La critique express de Julien
Il ne faut jamais oublier d’où l’on vient. 37ème long-métrage centré sur le célèbre monstre, "Godzilla Minus One" est le 33ème film produit par le studio Tōhō. Figure emblématique de la culture populaire, et cela depuis sa création en 1954 par Tomoyuki Tanaka et Ishir Honda, cette créature n’a jamais cessé d’inspirer le cinéma, en témoigne le récent Monsterverse de Warner Bros., produit par Legendary Pictures, justement en partenariat avec la Tōhō, et jusqu’à présent composé de cinq films, dont "Godzilla x Kong : le Nouvel Empire" d’Adam Wingard qui sortira en mars prochain, alors que la (décevante) série "Monarch : Legacy of Monsters" est actuellement diffusée sur Apple TV+. Imprégné par la peur du nucléaire dans un Japon traumatisé par les bombardements d’Hiroshima et de Nagasaki, et faisant la part belle à l’émotion mélodramatique japonaise, ce film a la particularité de n’avoir été produit "que" pour 15 millions de dollars, ce qui est dérisoire au regard de ses cousins nord-américains, dont les budgets étaient compris entre 160 et 200 millions de dollars. Or, cette différence... de taille ne lui enlève en rien en qualité. Que du contraire !
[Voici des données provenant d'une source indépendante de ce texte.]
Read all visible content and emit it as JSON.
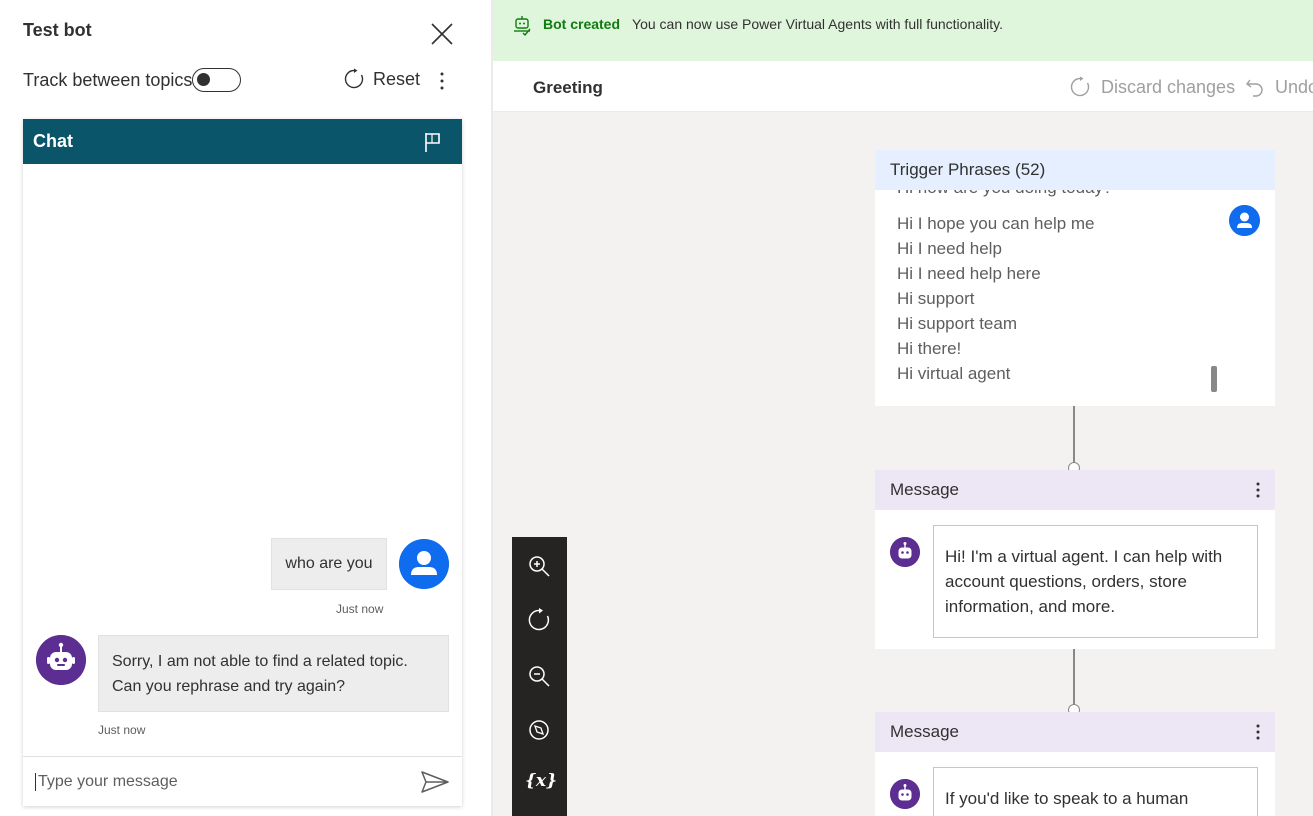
{
  "testbot": {
    "title": "Test bot",
    "track_label": "Track between topics",
    "track_enabled": false,
    "reset_label": "Reset"
  },
  "chat": {
    "header": "Chat",
    "messages": [
      {
        "from": "user",
        "text": "who are you",
        "time": "Just now"
      },
      {
        "from": "bot",
        "text": "Sorry, I am not able to find a related topic. Can you rephrase and try again?",
        "time": "Just now"
      }
    ],
    "input_placeholder": "Type your message"
  },
  "banner": {
    "title": "Bot created",
    "text": "You can now use Power Virtual Agents with full functionality."
  },
  "topic": {
    "name": "Greeting",
    "discard_label": "Discard changes",
    "undo_label": "Undo"
  },
  "trigger": {
    "title": "Trigger Phrases (52)",
    "phrases": [
      "Hi how are you doing today?",
      "Hi I hope you can help me",
      "Hi I need help",
      "Hi I need help here",
      "Hi support",
      "Hi support team",
      "Hi there!",
      "Hi virtual agent"
    ]
  },
  "messages": [
    {
      "title": "Message",
      "text": "Hi! I'm a virtual agent. I can help with account questions, orders, store information, and more."
    },
    {
      "title": "Message",
      "text": "If you'd like to speak to a human"
    }
  ],
  "zoombar": {
    "variables_label": "{x}"
  },
  "colors": {
    "chat_header": "#0b556a",
    "user_avatar": "#0f6cee",
    "bot_avatar": "#5c2e91",
    "banner_bg": "#dff6dd",
    "banner_title": "#107c10",
    "trigger_header": "#e5efff",
    "message_header": "#ede6f4"
  }
}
Premier film nippon mettant en vedette ledit monstre depuis "Godzilla Resurgence (Shin Godzilla)" de Shinji Higuchi et Hideaki Anno, sorti 2016, "Minus One" est réalisé par Takashi Yamazaki, à qui l’on doit plusieurs adaptations cinématographiques d’animes, de romans et de mangas populaires. L’intrigue débute alors peu de temps avant la fin de la Seconde Guerre mondiale, alors qu’un kamikaze, Kichi Shikishima (Rynosuke Kamiki), atterrit sur l’île d’Odo, feignant un problème technique, désertant ainsi son poste, afin de rester en vie. Mais le soir même, l’endroit sera attaqué par un monstre surnommé "Godzilla", détruisant les lieux. Envahi par la peur, le jeune homme ne parviendra même pas à tirer à l’aide des mitrailleuses de son avion posé au sol, lui qui sera jugé responsable de la mort de plusieurs soldats par le chef ingénieur en chef de la base, Tachibana (Munetaka Aoki), ayant de plus compris la supercherie du soldat quelques heures plus tôt... Un an plus tard, rongé par la culpabilité et le sentiment de ne pas avoir accompli son destin, Kichi n’aura d’autres choix que d’affronter les conséquences de la guerre, ayant décimé sa famille, et tout le quartier. Il hébergera alors dans les ruines de la maison familiale une femme qui vit dans la rue, Noriko (Minami Hamabe), ainsi qu’un bébé orphelin, Akiko. Tandis que Kichi deviendra dragueur de mines, Godzilla, lui, touché par les radiations issues des tests nucléaires réalisés par l’armée américaine dans l’océan Pacifique sur l’atoll de Bikini dans l’archipel des Marshall, grandira en conséquence, tandis qu’il se dirigera vers le Japon, détruisant sur son passage des navires militaires...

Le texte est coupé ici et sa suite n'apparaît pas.